I have been reading Thomas Miconi‘s doctoral thesis, “The Road to Everywhere: Evolution, Complexity and Progress in Natural and Artificial Systems.” It is available online, and it is very accessible, fascinating stuff. If you think you understand evolution (I did), read this paper and then consider whether you understood it as well as you thought you did (I didn’t).
One of the most interesting aspects of Miconi’s work is his replication and extension of the earlier work of Karl Sims on simulated evolution of “virtual creatures.” These are by no means the only instances of simulated evolution (one section of Miconi’s paper describes various historical and current approaches, and is a great read even on its own)… but they are certainly some of the coolest. The virtual creatures are not just abstract mathematical representations as is often the case, but realistic physical objects that move and interact with each other in a 3D world. Miconi provides an entire page of links to videos showing these evolved creatures in action; if you only visit one link from this post, this is the one you want.
My particular interest and motivation for this post deals with simulation of (1) “open-ended” evolution, and (2) speciation, and how these two concepts relate to creationists’ difficulties with the theory of evolution. Simulations of evolution like those described above are sometimes presented as counter-arguments against creationists’ claims of a need for an intelligent designer. (One interesting such presentation can be found here. Before continuing, I recommend checking it out to see if you find the same problems with it that I did.)

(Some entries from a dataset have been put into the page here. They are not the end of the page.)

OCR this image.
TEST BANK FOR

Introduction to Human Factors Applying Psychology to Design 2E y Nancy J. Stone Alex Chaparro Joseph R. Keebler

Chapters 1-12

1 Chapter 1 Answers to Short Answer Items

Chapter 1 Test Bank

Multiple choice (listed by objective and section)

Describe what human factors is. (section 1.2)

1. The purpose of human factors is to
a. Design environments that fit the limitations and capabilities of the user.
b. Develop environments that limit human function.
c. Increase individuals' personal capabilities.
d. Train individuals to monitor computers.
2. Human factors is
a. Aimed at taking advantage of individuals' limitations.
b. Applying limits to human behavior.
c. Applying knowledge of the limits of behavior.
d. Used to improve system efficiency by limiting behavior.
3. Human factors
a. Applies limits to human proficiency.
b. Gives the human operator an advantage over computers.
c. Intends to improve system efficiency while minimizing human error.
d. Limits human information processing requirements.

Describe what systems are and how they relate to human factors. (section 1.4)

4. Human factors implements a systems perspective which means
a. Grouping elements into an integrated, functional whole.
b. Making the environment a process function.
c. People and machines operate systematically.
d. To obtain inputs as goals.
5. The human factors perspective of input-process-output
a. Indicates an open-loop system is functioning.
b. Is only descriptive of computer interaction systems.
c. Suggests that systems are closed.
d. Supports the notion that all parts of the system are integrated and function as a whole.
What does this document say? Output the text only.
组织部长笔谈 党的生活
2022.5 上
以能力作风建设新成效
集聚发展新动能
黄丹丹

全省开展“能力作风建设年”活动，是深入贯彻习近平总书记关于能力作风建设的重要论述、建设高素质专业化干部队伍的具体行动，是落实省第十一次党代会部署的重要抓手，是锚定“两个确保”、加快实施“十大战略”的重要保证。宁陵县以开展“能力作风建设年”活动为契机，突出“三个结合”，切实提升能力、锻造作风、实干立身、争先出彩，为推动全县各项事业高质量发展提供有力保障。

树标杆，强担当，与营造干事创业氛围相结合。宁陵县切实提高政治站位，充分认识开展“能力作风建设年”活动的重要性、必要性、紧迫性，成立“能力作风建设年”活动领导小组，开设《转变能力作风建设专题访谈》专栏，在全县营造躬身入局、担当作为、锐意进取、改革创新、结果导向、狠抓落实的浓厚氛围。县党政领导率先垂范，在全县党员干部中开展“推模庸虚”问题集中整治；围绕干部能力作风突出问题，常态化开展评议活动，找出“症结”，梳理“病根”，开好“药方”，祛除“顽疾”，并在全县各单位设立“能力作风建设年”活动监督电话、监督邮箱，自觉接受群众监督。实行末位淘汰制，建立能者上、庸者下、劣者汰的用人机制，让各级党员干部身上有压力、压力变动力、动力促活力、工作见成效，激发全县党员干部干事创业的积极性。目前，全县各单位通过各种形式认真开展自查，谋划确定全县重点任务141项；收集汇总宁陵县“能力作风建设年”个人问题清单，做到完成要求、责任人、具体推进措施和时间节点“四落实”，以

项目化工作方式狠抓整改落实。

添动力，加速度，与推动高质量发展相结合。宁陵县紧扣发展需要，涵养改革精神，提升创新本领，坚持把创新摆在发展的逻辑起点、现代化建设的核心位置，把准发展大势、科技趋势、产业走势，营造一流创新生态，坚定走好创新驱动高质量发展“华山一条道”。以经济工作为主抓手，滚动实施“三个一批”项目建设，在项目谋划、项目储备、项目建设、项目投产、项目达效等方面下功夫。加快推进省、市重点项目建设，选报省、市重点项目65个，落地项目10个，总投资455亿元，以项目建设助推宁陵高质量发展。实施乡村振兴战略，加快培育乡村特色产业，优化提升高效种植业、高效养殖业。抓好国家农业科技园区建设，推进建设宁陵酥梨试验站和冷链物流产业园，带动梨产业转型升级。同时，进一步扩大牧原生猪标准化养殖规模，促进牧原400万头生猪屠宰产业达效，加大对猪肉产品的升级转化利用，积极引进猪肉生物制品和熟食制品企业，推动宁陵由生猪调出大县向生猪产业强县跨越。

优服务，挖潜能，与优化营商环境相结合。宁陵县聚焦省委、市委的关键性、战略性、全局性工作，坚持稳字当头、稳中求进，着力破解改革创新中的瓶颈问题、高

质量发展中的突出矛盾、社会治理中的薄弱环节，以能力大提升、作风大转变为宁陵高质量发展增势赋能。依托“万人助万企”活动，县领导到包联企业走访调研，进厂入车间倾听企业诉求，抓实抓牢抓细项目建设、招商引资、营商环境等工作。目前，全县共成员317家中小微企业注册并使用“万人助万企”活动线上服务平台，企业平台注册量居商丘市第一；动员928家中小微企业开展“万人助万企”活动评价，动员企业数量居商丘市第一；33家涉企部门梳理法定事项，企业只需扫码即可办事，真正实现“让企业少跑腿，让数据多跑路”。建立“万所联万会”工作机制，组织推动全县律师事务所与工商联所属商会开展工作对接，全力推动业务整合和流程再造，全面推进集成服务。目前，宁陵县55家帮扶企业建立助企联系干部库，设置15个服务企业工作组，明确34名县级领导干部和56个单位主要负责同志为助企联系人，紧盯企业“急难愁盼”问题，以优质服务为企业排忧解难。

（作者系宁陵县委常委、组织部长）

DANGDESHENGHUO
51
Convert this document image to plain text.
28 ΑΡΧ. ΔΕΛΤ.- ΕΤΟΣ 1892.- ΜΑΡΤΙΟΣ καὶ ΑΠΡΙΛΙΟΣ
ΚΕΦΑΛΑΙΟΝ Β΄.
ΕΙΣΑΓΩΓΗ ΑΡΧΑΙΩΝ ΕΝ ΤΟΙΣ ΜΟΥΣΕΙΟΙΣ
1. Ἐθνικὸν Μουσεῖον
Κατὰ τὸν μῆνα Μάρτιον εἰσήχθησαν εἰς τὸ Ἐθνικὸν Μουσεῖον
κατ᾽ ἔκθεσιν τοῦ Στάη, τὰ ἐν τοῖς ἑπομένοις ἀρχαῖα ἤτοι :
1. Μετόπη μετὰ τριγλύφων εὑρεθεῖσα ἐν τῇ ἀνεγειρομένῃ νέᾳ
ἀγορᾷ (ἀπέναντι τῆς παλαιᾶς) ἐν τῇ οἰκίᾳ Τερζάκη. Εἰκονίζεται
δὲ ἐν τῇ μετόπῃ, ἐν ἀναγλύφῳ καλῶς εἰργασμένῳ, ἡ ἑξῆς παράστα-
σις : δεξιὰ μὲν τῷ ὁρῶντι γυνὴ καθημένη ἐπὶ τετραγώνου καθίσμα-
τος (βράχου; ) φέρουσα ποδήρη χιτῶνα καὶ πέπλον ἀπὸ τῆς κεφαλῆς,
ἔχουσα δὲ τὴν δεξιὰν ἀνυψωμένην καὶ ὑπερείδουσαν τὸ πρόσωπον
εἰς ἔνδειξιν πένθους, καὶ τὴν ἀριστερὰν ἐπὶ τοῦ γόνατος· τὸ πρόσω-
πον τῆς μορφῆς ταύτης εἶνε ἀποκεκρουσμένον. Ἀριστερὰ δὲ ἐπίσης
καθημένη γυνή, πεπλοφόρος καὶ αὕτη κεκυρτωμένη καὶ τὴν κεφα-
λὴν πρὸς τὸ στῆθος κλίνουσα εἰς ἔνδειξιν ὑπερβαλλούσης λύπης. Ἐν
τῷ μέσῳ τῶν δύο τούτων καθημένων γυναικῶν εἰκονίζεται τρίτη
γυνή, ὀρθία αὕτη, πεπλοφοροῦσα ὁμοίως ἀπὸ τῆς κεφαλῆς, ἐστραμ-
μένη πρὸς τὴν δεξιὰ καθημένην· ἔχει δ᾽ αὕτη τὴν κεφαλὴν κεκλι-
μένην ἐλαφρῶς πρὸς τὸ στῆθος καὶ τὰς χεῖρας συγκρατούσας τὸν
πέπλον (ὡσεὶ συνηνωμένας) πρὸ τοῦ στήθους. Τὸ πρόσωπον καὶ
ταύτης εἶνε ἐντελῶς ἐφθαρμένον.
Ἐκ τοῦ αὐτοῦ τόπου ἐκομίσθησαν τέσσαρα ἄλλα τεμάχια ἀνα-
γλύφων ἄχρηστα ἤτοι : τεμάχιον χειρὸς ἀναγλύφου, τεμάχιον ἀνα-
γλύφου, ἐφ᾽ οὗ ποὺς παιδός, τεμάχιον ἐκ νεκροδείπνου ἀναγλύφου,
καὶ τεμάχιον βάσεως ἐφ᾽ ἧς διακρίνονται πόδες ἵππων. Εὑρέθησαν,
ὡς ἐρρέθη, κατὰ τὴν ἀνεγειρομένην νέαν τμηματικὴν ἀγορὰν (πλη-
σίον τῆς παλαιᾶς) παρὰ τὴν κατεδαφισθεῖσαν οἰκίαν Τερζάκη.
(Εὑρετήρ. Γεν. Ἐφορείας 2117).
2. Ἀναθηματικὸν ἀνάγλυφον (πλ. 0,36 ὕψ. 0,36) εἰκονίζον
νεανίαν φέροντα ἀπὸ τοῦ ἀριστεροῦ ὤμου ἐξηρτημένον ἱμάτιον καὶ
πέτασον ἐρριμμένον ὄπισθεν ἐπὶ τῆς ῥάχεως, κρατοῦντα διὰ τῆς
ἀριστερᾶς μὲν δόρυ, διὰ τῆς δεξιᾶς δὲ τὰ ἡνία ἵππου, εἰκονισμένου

The difficulty with using results of simulations like these as arguments against ID is that most of them involve an explicit fitness function. That is, when two creatures (or clocks, or whatever) compete or are otherwise compared to determine who survives or reproduces and who does not, this determination is typically made by measuring how each performs some pre-specified behavior, such as traveling a certain distance, picking up a block, or telling time with a certain accuracy. The result is that the simulated evolutionary process yields successive generations that tend toward better and better performance of that pre-specified behavior.
In the natural world, however, there is no pre-specified optimal behavior. Organisms interact, some reproduce, some don’t, some are killed, some starve. What evolves is simply whatever persists and propagates, not necessarily what might be “best” according to some explicit fitness function.
For a computer simulation to address this issue, its fitness function must be implicit. Miconi addresses in some detail what is meant by this distinction; my take on it is that the determination of who reproduces and who doesn’t should be based on the result of simulation of physical processes that is explicit only at the lowest possible level. For example, Sims’ original virtual creatures had oscillators as a primitive building block; Miconi’s later work was an improvement in this sense in that his virtual creatures’ building blocks were more primitive, representing lower-level behavior… and oscillation (critical to locomotion) evolved as a higher-level behavior “implemented” in terms of these lower-level building blocks. This admittedly comes at a price of higher computational complexity… which is in part why it took us 3.8 billion years to get here. (One of the more interesting attempts at such “open-ended” evolution is Tierra.)
Another characteristic common to many computer simulations of evolution is the explicit concept of species. Indeed, in many simulations there is only one species, with no opportunity for divergence; in other cases where there are multiple species, a creature’s species is “hard-wired,” so that species A only reproduces with species A, and only fights with species B.
This last is what got me thinking about all of this in the first place. Creationists like to make what is to me a rather baffling distinction between “micro-evolution” and “macro-evolution.” This seems to me to be mostly a difficulty with speciation. The idea is that, “Okay, maybe members of any given species evolve over time (micro-evolution), but species do not diverge into separate species that subsequently do not interbreed (macro-evolution).” We might become better humans, but we don’t share ancestors with apes.
To respond to this reluctance, can we simulate speciation? To do so would require less “hard-wiring” than that mentioned above. That is, in addition to letting evolution control the morphology and behavior of the simulated creatures, it must also be able to control and modify the mechanism for reproduction. A simple example of this might be preventing interbreeding between two creatures if the Hamming distance between their genotypes exceeds some threshold. Different criteria might be suitable for simulations where the genotype is encoded not as a string– as it is in life as we know it– but as a tree, which can be handy and more robust to “crossover” when the encoding is similar to that of a computer program.
This is mostly all just musing on my part, but I am currently between “projects,” and it is fascinating and tempting to pursue such a simulation. But it turns out that this sort of analysis is certainly not new; links to several interesting papers on the subject can be found here.